Politico: Alleged Iranian murder plot complicates Biden’s path to nuclear deal

Politico: Alleged Iranian murder plot complicates Biden’s path to nuclear deal

Shafaq News/ President Joe Biden is tantalizingly close to reviving the Iran nuclear deal. The latest alleged Iranian murder plot is not helping.

News this week that the Justice Department has charged an Iranian operative in a suspected scheme to kill former Trump administration national security adviser John Bolton is leading to renewed calls in Washington for Biden to abandon the nuclear talks. The Bolton case comes after U.S. officials recently arrested a man amid suspicion that he was part of an Iranian effort to kidnap Masih Alinejad, an Iranian-American critic of the Tehran regime.

On Friday, the celebrated author Salman Rushdie, whom the Iranian government had for years sought to kill over writings it deemed blasphemous, was reportedly stabbed during a public appearance in western New York state. Few details were immediately available about the attacker, but foreign affairs watchers quickly speculated there may be a link to Tehran.

The revelations have bolstered detractors of the nuclear deal, a bipartisan faction that says the Iranian government simply cannot be trusted and that any bargain with Tehran must cover its misdeeds beyond just its nuclear ambitions. The news also underscores the tricky nature of the U.S.-Iran relationship, which is adversarial and deadly — even when the two countries are negotiating sensitive issues.

“The [Biden] admin should walk away from nuke talks & prioritize Americans,” Texas Rep. Mike McCaul, the top Republican on the House Foreign Affairs Committee, was quoted as saying on Twitter.
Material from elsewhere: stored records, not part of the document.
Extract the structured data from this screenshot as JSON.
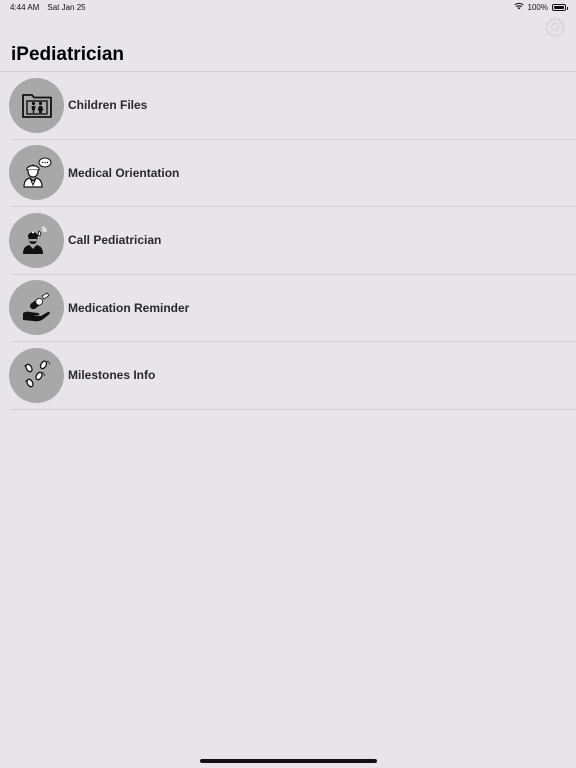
{
  "status_bar": {
    "time": "4:44 AM",
    "date": "Sat Jan 25",
    "battery_text": "100%",
    "battery_level": 1.0
  },
  "header": {
    "title": "iPediatrician",
    "settings_icon": "gear-icon"
  },
  "menu": {
    "items": [
      {
        "label": "Children Files",
        "icon": "children-folder-icon"
      },
      {
        "label": "Medical Orientation",
        "icon": "doctor-chat-icon"
      },
      {
        "label": "Call Pediatrician",
        "icon": "doctor-call-icon"
      },
      {
        "label": "Medication Reminder",
        "icon": "medication-hand-icon"
      },
      {
        "label": "Milestones Info",
        "icon": "footprints-icon"
      }
    ]
  },
  "colors": {
    "background": "#e7e5ea",
    "icon_circle": "#a8a8a8",
    "separator": "#d2d0d6"
  }
}
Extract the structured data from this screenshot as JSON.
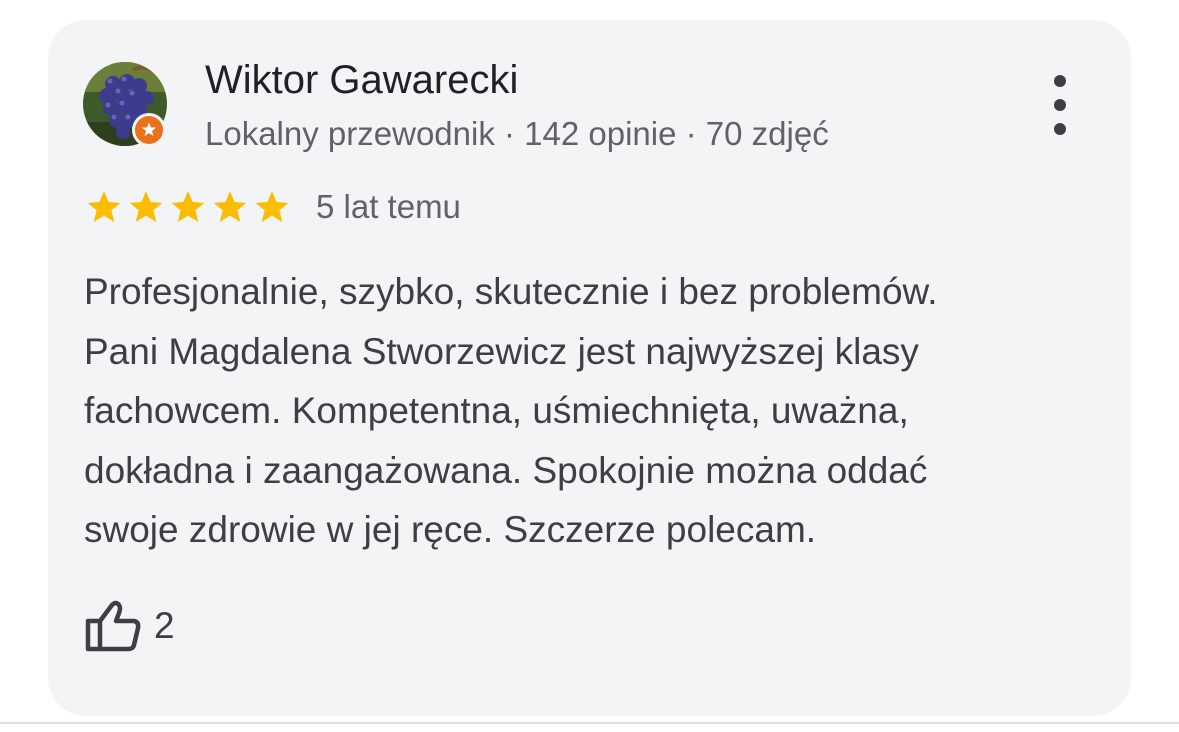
{
  "review": {
    "author_name": "Wiktor Gawarecki",
    "author_meta": "Lokalny przewodnik · 142 opinie · 70 zdjęć",
    "avatar_icon": "grapes-photo",
    "badge_icon": "local-guide-star-badge",
    "rating": 5,
    "rating_max": 5,
    "time_ago": "5 lat temu",
    "text_lines": [
      "Profesjonalnie, szybko, skutecznie i bez problemów.",
      "Pani Magdalena Stworzewicz jest najwyższej klasy",
      "fachowcem. Kompetentna, uśmiechnięta, uważna,",
      "dokładna i zaangażowana. Spokojnie można oddać",
      "swoje zdrowie w jej ręce. Szczerze polecam."
    ],
    "like_count": "2",
    "like_icon": "thumbs-up-icon",
    "more_icon": "more-vert-icon"
  },
  "colors": {
    "card_background": "#f3f4f6",
    "star": "#fbbc04",
    "badge": "#e8711c",
    "primary_text": "#202124",
    "secondary_text": "#5f6368"
  }
}
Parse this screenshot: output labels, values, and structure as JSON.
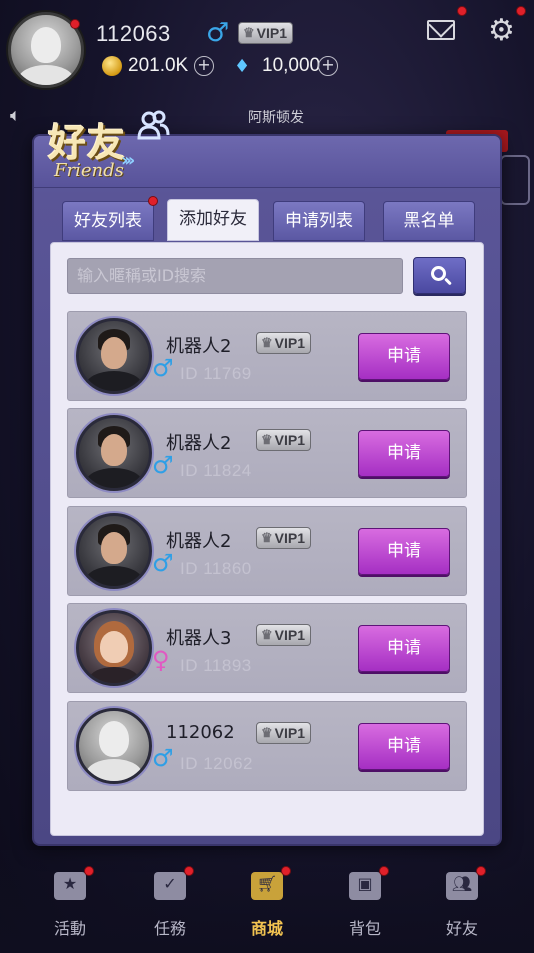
{
  "player": {
    "id": "112063",
    "gender_symbol": "♂",
    "vip": "VIP1",
    "coins": "201.0K",
    "diamonds": "10,000",
    "plus": "+"
  },
  "marquee": "阿斯顿发",
  "panel": {
    "title_cn": "好友",
    "title_en": "Friends",
    "tabs": [
      {
        "label": "好友列表",
        "active": false,
        "badge": true
      },
      {
        "label": "添加好友",
        "active": true,
        "badge": false
      },
      {
        "label": "申请列表",
        "active": false,
        "badge": false
      },
      {
        "label": "黑名单",
        "active": false,
        "badge": false
      }
    ],
    "search": {
      "placeholder": "输入暱稱或ID搜索"
    }
  },
  "results": [
    {
      "name": "机器人2",
      "vip": "VIP1",
      "gender": "♂",
      "gender_class": "male",
      "id_label": "ID  11769",
      "button": "申请",
      "avatar": "male"
    },
    {
      "name": "机器人2",
      "vip": "VIP1",
      "gender": "♂",
      "gender_class": "male",
      "id_label": "ID  11824",
      "button": "申请",
      "avatar": "male"
    },
    {
      "name": "机器人2",
      "vip": "VIP1",
      "gender": "♂",
      "gender_class": "male",
      "id_label": "ID  11860",
      "button": "申请",
      "avatar": "male"
    },
    {
      "name": "机器人3",
      "vip": "VIP1",
      "gender": "♀",
      "gender_class": "female",
      "id_label": "ID  11893",
      "button": "申请",
      "avatar": "female"
    },
    {
      "name": "112062",
      "vip": "VIP1",
      "gender": "♂",
      "gender_class": "male",
      "id_label": "ID  12062",
      "button": "申请",
      "avatar": "default"
    }
  ],
  "bottom_nav": [
    {
      "label": "活動",
      "icon": "star-card-icon",
      "badge": true,
      "active": false
    },
    {
      "label": "任務",
      "icon": "calendar-check-icon",
      "badge": true,
      "active": false
    },
    {
      "label": "商城",
      "icon": "shopping-cart-icon",
      "badge": true,
      "active": true
    },
    {
      "label": "背包",
      "icon": "backpack-icon",
      "badge": true,
      "active": false
    },
    {
      "label": "好友",
      "icon": "friends-icon",
      "badge": true,
      "active": false
    }
  ],
  "colors": {
    "accent_purple": "#a52fc3",
    "panel": "#5a5597",
    "male": "#2f9fe6",
    "female": "#e05ac2",
    "active_nav": "#f3c451"
  }
}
Alinejad echoed that sentiment, adding that the United States should further crack down on Iran by kicking out its diplomats in America, such as those serving at Iran’s mission to the United Nations. Some critics of the regime also say the United States should deny a visa to Iran’s president, Ebrahim Raisi, should he want to attend the U.N. General Assembly gathering in New York next month.

“Iran needs to be held more accountable, and, if the U.S. government denies that, they actually betray their own citizens,” Alinejad told POLITICO.

Bolton, long an opponent of the nuclear deal, suggested that his position had been vindicated. “Iran’s nuclear weapons and terrorist activities are two sides of the same coin,” Bolton said in a statement. “No responsible U.S. government should think otherwise.”

For now, Biden is not indicating he will walk away from efforts to restore the nuclear agreement. The deal was struck under President Barack Obama in 2015 but President Donald Trump nixed U.S. participation in 2018, and Iran began violating its terms a year later. Reviving it would mean lifting an array of sanctions on Iran in exchange for severe restrictions on its nuclear program.

Biden continues to believe that “diplomacy is the best path” to ensuring “Iran never acquires a nuclear weapon,” a White House spokesperson said in a statement. “At the same time, the Biden administration has not and will not waiver in protecting and defending all Americans against threats of violence and terrorism.”

A U.S. official familiar with the issue stressed that the Biden administration is well-aware that Iran presents challenges beyond the nuclear threat.

“We have been seeking a nuclear deal precisely because an unconstrained Iranian nuclear program would make all the other very serious problems we have with them — and we have many — far worse,” the official said.

Although he’s repeatedly dispatched a special envoy for the job of restoring the agreement — the talks have gone on for well over a year — Biden has not been overly enthusiastic or in a rush.

The U.S. president has said, for instance, that he will not lift a terrorism designation imposed by Trump on Iran’s Islamic Revolutionary Guard Corps. Iranian negotiators had earlier demanded that label be lifted as part of the deal’s revival, but they appear to have backed off.